Midnight at the Kotel, the Western Wall. Each night between Rosh Hashana and Yom Kippur I posted a new picture on Facebook that had been taken at the Kotel at the height of the Slichot prayers. These impressive pictures were sent to me by tour guides and also by ordinary visitors and in all of them one sees tens of thousands of men, women and children thronging the Kotel plaza to maximum capacity with the overflow crowd filling the alleys of the Jewish Quarter.
Earlier on in the evenings, people sent me pictures of the surge of people crowding the Old City participating in tailor-made Slichot tours: for Bedouin soldiers; for the deaf given in sign language; for younger children in the early hours of the evening and a wheelchair accessible tour organized by Yad Sarah.
Besides my love of “likes,” why did I decide to post these pictures on my Facebook page? What message are they telling us? I feel they reflect three points that were not part of the public agenda during the just-ended year.

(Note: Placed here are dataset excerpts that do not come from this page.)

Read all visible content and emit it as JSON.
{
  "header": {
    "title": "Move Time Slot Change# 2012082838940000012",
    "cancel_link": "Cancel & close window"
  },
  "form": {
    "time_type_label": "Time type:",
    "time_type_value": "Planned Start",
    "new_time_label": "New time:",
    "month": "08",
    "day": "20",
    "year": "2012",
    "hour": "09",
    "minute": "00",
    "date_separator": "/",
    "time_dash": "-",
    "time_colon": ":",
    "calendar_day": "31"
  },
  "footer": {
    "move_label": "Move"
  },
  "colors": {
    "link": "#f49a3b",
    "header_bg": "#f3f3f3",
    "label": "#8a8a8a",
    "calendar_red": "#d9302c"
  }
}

The Numbers — One million people visited the Kotel from the beginning of Elul until Sukkot. They voted with their feet. Events that attract such a large crowd are normally headline news. When the media so desires, even those with just a thousand participants reach the front pages. It’s all a matter of the agenda. In this case, a large percentage of Israel’s citizens stood in traffic jams, parked far away and went by foot to the Kotel, sending a clear message. However, it hardly hit the headlines.

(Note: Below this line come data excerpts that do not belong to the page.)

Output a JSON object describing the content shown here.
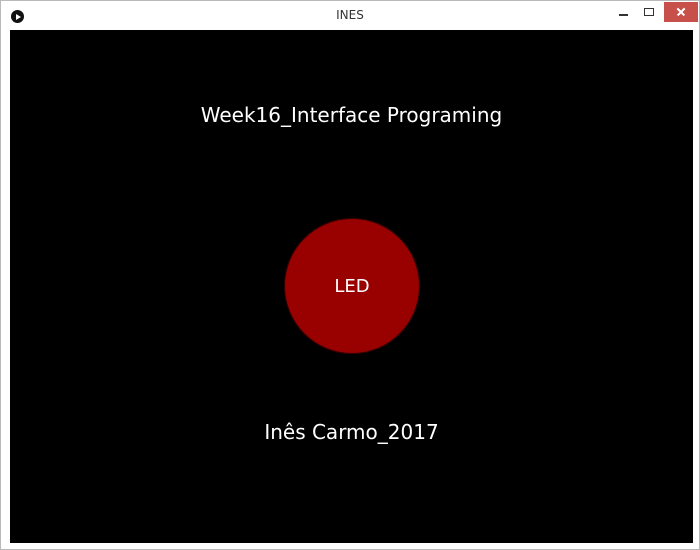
{
  "window": {
    "title": "INES"
  },
  "canvas": {
    "heading": "Week16_Interface Programing",
    "led_button_label": "LED",
    "footer": "Inês Carmo_2017"
  },
  "colors": {
    "canvas_background": "#000000",
    "led_button": "#990000",
    "text": "#ffffff",
    "close_button": "#c7504a"
  },
  "icons": {
    "app": "play-icon",
    "minimize": "minimize-icon",
    "maximize": "maximize-icon",
    "close": "close-icon"
  }
}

The Variety — Most of the visitors to the Kotel would not be labelled as religious, according to the accepted definition. Take a close look at the pictures, you will hardly see any Haredim, very few knitted kippot and an overwhelming majority of the men donned special head covering out of respect to the holiness of the site. The makeup of the crowd in the women’s section is similar. And everyone raises their voice in unison in Tfila and singing the Slichot. No one comments on immodest dress in the women’s section (just imagine the uproar if some idiot would dare to do so). The variety of people I met at the Kotel was astounding: an organized tour for bank employees; the workers of a local authority; students at a pre-military academy; busloads of kibbutzniks and moshavniks from the north and south of the country as well as groups of families who got together to make the trip. All these people felt the pull of the Kotel tugging at their Jewish hearts and came to answer the call.

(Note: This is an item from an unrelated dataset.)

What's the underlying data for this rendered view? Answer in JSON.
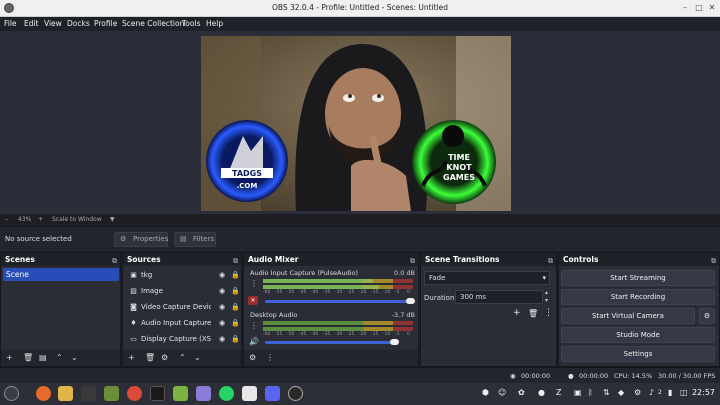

The Kotel — It has been the object of such derision in the past year and only reached the headlines in the context of disagreements and extremism. One could easily believe that it only serves to divide us and no one in their right mind would want to visit. Without getting into an actual discussion about the “Women of the Wall,” the surge of people visiting during Elul and Tishrei puts the numbers in perspective. However, those who show their love for the Kotel by thronging towards it do not belong to an organization, they don’t have a spokesperson to put out press releases and no one interviewed them to hear their opinion about the site. Maybe the thousands of people coming to say Slichot, should be saying Slicha — Sorry to the Kotel itself.